According to each place and each period of time, Ca Tru has many different names which can also be called A Dao singing, Cua Dinh singing, Cua Quyen singing, Co Dau singing, Nha To singing, Nha Tro singing, or Ca Cong singing. Having a special value in Vietnamese traditional music, Ca Tru is a unique and age-old cultural feature having a strong attachment to festivals, customs, religions, music, literature, thoughts, and philosophy of Vietnamese.

Ca Tru had its beginning in the 15th century which still maintained the uniqueness and diversity through ups and downs of Vietnam’s history. Ca Tru was created and transmitted to the following generations by Giao phuong who has a profound knowledge about it.

Ca Tru was performed in a private space with Vietnamese musical instruments and a unique style of poetry. Ca Tru has 56 different musical melodies or forms called the cach which must be sung in sophisticated way. Besides, the singers play a very important role in the success of the performances who are required to be very imprecise and meticulous.

Intangible Heritage - Ca Tru singing

Intangible Heritage – Ca Tru singing

To have a completed Ca Tru performance, there are at least 3 artists included. The first one is a female singer called “dao” or “ca nuong” who sings and play the “phach” (made of bamboo or wood) at the same time. The second one is a male instrumentalist called “kep” who plays the “dan day” having 3 strings and 10 frests. The last one is “quan vien” – a person beating the “trong chau” or “praise drum”. He is usually a musician from the group of Ca Tru singer and instrumentalist but sometimes he can be the composer of the lyrics.

The performing space is quite narrow. In common, the “dao” sits in the middle, the “kep” and “quan vien” sit next to her in 2 sides. Audiences will sit in the front of the performing mat.

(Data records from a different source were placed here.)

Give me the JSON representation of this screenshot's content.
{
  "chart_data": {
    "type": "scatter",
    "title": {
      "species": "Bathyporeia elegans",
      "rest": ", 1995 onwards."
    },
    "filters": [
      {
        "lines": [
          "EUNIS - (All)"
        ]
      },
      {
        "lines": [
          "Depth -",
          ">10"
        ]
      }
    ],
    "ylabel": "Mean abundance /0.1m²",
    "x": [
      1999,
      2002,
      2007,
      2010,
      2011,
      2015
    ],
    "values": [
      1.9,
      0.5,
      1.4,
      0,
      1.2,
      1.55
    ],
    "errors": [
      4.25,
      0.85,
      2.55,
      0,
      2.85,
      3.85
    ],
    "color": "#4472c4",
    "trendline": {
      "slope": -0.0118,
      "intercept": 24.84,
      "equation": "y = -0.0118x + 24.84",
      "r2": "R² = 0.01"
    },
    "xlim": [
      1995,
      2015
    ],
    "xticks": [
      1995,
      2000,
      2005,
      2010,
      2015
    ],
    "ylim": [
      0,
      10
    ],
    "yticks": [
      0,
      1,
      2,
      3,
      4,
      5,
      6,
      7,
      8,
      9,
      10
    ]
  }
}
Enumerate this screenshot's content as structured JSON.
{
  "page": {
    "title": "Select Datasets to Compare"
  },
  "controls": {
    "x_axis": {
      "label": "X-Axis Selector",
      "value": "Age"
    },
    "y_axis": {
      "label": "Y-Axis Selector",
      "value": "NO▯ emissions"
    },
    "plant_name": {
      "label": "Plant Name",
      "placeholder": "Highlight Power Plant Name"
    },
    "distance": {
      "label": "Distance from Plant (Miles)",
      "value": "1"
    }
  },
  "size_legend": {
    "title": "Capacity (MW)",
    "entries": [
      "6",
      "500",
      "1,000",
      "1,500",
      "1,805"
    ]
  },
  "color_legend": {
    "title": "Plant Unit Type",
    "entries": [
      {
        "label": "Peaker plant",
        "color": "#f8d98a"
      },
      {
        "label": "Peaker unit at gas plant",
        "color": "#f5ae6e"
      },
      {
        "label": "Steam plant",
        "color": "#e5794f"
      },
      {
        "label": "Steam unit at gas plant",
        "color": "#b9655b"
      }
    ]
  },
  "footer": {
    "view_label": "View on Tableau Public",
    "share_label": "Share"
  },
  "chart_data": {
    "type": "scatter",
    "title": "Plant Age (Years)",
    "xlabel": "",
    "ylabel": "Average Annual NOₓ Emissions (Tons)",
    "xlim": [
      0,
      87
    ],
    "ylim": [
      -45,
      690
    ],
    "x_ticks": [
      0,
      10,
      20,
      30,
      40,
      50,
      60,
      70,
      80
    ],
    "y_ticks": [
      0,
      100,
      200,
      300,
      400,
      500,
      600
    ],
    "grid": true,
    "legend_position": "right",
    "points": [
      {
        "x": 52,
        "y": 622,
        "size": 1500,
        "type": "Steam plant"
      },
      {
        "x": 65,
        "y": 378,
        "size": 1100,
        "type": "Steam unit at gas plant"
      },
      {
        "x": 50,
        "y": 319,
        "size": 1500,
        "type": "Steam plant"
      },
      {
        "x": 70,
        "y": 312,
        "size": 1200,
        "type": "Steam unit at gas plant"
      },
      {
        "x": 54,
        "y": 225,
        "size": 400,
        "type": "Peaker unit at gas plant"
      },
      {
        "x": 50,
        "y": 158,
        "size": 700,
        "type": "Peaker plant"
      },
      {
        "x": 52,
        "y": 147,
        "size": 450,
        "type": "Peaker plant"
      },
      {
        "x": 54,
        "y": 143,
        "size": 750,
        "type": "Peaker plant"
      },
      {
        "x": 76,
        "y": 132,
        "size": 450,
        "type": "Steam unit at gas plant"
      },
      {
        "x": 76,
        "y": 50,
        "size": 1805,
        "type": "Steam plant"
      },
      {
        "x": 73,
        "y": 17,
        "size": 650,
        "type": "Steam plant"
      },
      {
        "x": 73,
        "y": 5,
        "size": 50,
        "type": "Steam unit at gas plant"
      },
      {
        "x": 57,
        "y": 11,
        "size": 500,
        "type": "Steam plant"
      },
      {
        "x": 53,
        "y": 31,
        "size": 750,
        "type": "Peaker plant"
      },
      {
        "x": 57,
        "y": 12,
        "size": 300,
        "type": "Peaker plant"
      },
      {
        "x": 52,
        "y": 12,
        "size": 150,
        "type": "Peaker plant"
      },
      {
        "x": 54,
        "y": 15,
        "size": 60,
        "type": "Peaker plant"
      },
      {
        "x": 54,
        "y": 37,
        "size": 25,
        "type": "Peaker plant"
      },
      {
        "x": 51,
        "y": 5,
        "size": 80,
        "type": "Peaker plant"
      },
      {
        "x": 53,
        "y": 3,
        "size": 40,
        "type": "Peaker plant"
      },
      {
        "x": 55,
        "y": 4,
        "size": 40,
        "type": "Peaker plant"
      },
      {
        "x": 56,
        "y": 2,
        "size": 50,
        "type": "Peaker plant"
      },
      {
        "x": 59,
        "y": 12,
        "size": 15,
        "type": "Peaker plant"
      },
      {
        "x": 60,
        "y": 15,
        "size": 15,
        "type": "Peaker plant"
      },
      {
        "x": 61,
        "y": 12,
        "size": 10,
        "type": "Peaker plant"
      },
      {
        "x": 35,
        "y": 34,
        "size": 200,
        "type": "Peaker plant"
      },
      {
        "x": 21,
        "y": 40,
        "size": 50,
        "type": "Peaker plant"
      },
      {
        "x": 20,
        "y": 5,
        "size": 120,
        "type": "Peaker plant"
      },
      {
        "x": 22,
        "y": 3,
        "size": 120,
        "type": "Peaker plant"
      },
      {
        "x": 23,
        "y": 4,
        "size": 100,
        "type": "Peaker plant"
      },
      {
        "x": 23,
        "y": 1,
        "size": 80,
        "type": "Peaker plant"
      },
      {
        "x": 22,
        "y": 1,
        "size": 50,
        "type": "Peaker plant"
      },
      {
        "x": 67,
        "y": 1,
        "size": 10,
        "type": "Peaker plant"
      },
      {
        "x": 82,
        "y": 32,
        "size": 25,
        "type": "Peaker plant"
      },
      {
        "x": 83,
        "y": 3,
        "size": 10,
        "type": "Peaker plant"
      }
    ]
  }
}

Ca Tru singing in the traditional house

Ca Tru singing in the traditional house

Being an art form of sung poetry, Ca Tru has various kind of songs for many different purposes such as Hat tho for worship singing, Hat thi for competitive singing and Hat choi for entertainment. Ca Tru songs’ lyrics have deep meaning and few words based on emotional and thoughtful poetry.
In the middle of 2009, it is recorded that there were 63 clubs including about 769 artists with 513 “dao” and 256 “kep” and “trong chau” players in 14 provinces and cities throughout the country. However, nowadays, there are very few artists who can sing from 10 tunes or more.
After 4 years of summing to UNESCO for the consideration, Ca Tru singing was recognized as an intangible cultural heritage in 2009.